CK18 was the best performing extra-cellular vesicle (EV) mRNA marker with an accuracy of 66% (95% CI, 58%-73%). And miR.409, a marker that is often associated with pancreatic oncogenesis, was the best performing EV miRNA marker with an accuracy of 59% (95% CI, 55%-63%).

In an independent blinded cohort of 37 patients with PDAC, the study investigators trained their model in comparison with standard imaging alone to differentiate between metastatic and nonmetastatic PDAC. Twenty-five of these patients had resectable, nonmetastatic disease. The addition of the applied test to imaging of patents demonstrated 84% accuracy in detecting distant metastasis compared with the 65% accuracy seen with imaging alone (P <.05).

These data provide proof of concept for the use of a liquid biopsy–based multi-analyte panel to detect early-stage PDAC and aid in surgery selection, the study authors noted.

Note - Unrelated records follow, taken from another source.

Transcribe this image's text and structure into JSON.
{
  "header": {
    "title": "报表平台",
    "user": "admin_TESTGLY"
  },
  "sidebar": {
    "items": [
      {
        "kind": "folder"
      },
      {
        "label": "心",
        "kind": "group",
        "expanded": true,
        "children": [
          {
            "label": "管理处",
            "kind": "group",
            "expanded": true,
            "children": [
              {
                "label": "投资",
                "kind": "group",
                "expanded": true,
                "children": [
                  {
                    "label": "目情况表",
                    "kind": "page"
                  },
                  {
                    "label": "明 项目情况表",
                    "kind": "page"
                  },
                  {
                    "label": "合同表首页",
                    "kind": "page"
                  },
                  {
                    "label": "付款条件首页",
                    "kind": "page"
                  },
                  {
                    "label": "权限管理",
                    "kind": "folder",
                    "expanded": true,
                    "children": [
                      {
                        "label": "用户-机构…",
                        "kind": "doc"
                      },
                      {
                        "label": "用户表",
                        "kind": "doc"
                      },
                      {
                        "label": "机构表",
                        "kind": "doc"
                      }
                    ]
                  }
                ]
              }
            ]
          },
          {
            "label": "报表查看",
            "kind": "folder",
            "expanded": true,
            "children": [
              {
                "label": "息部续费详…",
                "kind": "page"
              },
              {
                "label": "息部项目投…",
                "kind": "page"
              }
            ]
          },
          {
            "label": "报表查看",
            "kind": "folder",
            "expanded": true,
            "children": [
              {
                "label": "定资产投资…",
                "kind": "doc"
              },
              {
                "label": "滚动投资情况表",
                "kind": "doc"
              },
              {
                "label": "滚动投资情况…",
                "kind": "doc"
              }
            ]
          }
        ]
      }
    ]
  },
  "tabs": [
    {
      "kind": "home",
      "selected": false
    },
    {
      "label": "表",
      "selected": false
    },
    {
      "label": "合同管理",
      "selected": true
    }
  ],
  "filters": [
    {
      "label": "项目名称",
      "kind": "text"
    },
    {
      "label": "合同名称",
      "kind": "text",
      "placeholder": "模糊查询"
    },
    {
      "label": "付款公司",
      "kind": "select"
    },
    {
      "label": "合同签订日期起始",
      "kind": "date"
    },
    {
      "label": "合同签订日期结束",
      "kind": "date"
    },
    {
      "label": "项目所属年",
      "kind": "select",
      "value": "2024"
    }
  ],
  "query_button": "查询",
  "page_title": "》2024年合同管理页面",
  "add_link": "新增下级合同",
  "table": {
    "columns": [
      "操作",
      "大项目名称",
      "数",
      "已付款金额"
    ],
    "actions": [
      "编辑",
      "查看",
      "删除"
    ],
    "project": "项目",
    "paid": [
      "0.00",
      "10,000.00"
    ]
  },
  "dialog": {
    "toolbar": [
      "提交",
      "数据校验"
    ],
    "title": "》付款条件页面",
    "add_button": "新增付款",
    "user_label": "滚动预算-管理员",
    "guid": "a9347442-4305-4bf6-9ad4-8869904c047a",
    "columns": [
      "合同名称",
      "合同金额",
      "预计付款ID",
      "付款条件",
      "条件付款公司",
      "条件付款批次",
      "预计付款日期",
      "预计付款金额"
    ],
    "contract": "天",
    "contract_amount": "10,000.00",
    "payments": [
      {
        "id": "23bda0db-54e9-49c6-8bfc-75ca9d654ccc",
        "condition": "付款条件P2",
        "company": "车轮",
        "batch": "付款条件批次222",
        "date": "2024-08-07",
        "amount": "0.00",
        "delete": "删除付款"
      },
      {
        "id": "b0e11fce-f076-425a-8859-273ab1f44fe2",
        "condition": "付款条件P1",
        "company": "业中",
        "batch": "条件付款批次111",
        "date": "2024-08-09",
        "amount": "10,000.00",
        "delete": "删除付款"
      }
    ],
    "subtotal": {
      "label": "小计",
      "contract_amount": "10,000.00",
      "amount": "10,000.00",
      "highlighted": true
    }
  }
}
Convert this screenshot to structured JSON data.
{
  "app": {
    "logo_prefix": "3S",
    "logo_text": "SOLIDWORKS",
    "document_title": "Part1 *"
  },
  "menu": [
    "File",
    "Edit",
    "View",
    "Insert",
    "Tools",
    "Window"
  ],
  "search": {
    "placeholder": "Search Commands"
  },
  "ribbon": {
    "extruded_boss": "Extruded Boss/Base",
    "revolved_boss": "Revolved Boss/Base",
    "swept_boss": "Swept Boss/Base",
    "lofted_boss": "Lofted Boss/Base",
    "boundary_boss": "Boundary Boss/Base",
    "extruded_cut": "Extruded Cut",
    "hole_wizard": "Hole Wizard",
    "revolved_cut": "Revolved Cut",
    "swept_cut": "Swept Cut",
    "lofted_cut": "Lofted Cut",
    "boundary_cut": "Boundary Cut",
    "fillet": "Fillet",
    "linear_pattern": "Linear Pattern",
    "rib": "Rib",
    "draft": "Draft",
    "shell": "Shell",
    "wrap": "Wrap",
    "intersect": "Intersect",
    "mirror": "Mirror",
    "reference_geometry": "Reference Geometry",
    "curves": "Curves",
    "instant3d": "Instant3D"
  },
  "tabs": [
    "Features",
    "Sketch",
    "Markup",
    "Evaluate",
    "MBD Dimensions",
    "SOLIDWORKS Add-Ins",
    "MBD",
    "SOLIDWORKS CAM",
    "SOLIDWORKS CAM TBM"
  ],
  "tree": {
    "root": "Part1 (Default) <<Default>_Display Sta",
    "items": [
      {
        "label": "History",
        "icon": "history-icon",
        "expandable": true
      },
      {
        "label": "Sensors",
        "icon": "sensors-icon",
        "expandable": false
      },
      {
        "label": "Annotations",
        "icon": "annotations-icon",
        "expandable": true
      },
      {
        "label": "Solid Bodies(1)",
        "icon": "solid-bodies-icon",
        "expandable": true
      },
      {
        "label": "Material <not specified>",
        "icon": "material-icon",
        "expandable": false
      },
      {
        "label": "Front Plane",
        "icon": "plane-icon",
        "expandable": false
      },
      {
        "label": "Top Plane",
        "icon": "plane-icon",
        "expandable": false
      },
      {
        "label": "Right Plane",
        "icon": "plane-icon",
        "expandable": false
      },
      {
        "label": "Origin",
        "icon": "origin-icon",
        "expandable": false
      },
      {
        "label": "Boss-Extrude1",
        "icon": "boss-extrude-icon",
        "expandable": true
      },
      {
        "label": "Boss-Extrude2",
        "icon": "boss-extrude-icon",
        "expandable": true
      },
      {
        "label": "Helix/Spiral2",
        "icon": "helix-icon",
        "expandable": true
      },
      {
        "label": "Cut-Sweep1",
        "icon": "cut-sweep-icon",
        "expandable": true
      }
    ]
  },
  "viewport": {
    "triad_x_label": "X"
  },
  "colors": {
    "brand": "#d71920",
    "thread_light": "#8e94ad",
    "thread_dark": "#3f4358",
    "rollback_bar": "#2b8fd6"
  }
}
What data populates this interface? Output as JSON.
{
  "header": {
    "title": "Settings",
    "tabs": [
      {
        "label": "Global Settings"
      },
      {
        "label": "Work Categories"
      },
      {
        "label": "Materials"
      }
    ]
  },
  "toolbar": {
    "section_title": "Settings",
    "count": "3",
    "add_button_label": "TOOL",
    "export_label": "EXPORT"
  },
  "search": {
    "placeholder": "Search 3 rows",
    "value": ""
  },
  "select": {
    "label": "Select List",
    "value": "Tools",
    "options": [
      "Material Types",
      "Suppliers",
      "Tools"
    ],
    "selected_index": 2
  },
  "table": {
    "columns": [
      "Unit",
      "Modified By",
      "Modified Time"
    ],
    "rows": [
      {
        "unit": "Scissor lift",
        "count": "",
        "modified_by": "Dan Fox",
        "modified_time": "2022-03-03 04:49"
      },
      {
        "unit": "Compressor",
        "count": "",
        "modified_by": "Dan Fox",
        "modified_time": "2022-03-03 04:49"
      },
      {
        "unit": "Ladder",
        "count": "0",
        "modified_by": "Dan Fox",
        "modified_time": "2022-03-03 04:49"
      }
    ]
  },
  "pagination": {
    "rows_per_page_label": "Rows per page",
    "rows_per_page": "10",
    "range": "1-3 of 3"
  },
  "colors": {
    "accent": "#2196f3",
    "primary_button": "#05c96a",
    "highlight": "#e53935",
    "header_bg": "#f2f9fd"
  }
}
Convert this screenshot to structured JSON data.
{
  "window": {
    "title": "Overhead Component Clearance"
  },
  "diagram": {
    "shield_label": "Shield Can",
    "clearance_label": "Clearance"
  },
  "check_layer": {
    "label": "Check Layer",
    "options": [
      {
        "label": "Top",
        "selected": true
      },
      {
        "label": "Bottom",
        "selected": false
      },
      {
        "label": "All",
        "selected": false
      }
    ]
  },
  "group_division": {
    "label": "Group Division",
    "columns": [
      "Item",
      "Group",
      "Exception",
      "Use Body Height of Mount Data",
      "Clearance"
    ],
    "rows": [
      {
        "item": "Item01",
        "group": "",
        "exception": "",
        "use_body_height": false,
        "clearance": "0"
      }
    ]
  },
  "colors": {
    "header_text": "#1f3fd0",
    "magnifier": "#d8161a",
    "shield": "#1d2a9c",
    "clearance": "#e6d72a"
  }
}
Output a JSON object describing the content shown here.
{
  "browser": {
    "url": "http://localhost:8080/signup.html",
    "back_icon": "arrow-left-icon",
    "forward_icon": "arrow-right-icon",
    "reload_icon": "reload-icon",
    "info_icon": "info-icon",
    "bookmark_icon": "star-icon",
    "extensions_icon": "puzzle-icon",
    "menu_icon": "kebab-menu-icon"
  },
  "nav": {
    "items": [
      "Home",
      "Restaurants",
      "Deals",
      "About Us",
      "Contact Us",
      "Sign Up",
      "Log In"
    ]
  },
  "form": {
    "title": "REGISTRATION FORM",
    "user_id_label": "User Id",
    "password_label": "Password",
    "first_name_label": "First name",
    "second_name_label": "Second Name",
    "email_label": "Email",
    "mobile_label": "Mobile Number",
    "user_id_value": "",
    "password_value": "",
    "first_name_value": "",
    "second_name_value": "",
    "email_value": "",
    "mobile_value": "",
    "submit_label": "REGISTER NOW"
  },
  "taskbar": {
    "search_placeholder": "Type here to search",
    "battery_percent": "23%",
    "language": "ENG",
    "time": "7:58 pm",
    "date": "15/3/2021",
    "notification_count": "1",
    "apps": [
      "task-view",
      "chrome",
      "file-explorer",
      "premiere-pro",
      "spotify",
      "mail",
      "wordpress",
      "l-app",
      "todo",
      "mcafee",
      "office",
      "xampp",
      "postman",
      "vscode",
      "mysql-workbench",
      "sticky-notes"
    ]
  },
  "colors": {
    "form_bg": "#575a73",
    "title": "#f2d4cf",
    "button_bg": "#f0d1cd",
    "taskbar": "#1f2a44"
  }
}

The liquid biopsy test used in the study could serve to fill an unmet medical need considering that most patients with PDAC are diagnosed in the advanced stages of the disease. In addition, the prior development of blood-based liquid biopsy biomarkers had low sensitivity for detecting PDAC in the early stages of the disease.

The next step with this research is to validate the accuracy in a larger cohort of patients, the study authors suggested.

“If validated, this test could not only provide a key tool for at-risk patients, but also a monitoring tool for patients with certain known risk factors like BRCA mutations,” Carpenter added.
References

  1. Blood test may help doctors catch pancreatic cancer early [new release]. Philadelphia, Pennsylvania: Penn Medicine; April 16, 2020. https://bit.ly/2XIIndB. Accessed April 16, 2020.
  2. Xang Z, LaRiviere MJ, Ko J, et al. A multi-analyte panel consisting of extracellular vesicle miRNAs and mRNAs, cfDNA, and CA19-9 shows utility for diagnosis and staging of pancreatic adenocarcinoma [Published online April 16, 2020]. Clin Can Res. doi: 10.1158/1078-0432.CCR-19-3313.